Le cul entre les deux chaises

An American Spaniard in France or: How I Learned to Make an Ass of Myself in Three Cultures


Giant condoms on the radio

A recent discovery is France Inter‘s “La séquence du consommateur” which is a short consumer news segment that airs on the radio and is then sent out as a podcast. It’s almost tailor-made for me since it features kinda silly business news, often from or about the US since no one does silly like Americans.

Part of the appeal is the vocabulary and language usage as well as the French perspective on things.

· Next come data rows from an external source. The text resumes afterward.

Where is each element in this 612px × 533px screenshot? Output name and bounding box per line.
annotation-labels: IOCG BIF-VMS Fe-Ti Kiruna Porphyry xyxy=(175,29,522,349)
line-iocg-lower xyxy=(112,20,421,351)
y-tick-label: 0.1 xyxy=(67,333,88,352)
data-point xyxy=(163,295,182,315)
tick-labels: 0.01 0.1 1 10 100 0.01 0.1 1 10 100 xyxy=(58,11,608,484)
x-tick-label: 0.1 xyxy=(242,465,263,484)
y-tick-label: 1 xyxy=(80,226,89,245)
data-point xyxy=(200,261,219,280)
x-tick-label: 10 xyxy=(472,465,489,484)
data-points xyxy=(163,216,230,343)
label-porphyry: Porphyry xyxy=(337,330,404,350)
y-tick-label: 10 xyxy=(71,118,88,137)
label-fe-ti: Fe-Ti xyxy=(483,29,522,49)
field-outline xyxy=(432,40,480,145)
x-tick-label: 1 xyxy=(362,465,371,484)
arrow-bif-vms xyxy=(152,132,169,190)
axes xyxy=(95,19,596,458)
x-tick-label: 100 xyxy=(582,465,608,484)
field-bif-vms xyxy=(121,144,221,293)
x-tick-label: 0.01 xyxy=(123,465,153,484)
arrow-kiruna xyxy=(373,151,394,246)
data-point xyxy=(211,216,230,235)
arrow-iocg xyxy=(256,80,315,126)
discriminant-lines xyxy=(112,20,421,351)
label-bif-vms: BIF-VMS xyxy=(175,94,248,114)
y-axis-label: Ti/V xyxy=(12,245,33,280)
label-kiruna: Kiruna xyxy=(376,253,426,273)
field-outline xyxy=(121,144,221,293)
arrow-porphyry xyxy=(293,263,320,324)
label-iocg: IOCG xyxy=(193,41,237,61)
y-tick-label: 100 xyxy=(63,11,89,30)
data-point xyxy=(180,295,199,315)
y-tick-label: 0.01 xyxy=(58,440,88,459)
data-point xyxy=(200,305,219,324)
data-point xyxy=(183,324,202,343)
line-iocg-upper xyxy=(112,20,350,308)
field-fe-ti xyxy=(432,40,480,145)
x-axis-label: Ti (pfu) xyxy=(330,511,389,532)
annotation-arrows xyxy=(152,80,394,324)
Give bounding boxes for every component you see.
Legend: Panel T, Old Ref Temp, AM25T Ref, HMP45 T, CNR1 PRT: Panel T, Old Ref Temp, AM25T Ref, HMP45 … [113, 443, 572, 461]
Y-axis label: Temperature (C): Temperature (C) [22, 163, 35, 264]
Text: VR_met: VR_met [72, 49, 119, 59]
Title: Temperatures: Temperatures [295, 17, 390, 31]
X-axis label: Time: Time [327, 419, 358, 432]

Last week, the presenter introduced the reporter who began by saying something like, “You know when you walk into those big American stores and you see the huge condoms and you think, ‘That’s so nice of them to provide one,'” and the host assents and then the reporter went on to talk about how the stores aren’t being nice, they’re protecting themselves from litigation… but if you’re like me, you’re still stuck on the huge condom bit.

She clearly said “préservatifs géantes” which I was certain I had translated correctly, but it turns out that what she was referring to was those umbrella bags that magically appear when it’s raining. The idea is that you feed your wet and closed umbrella into a kind of long sleeve with a closed-off end to prevent it from dripping all over the floor as you make your way through the mall or the department store or wherever. Which, when described like this, is kind of like a condom, but giant-sized.

The point of the report was to discuss the general state of American litigation where everyone sues everyone for everything. She cited the 1994 case of the woman who sued McDonald’s because her coffee was too hot as an example of how the US courts allow people to take advantage of the system and she and the presenter tut-tutted about how Americans are clearly too dumb to take care of themselves. This reminded me of an anecdote I read in a book about moving to France from the US: the wife of an executive is being taken around to look at apartments. The woman tells the agent that this place won’t do as the windows don’t have screens and she has children. The agent is confused by the non sequitur but tells the woman that she won’t find screens on any windows in any apartment. “How do you keep the children from falling out the window?” asks the American. “You tell them not to jump,” replies the Frenchie.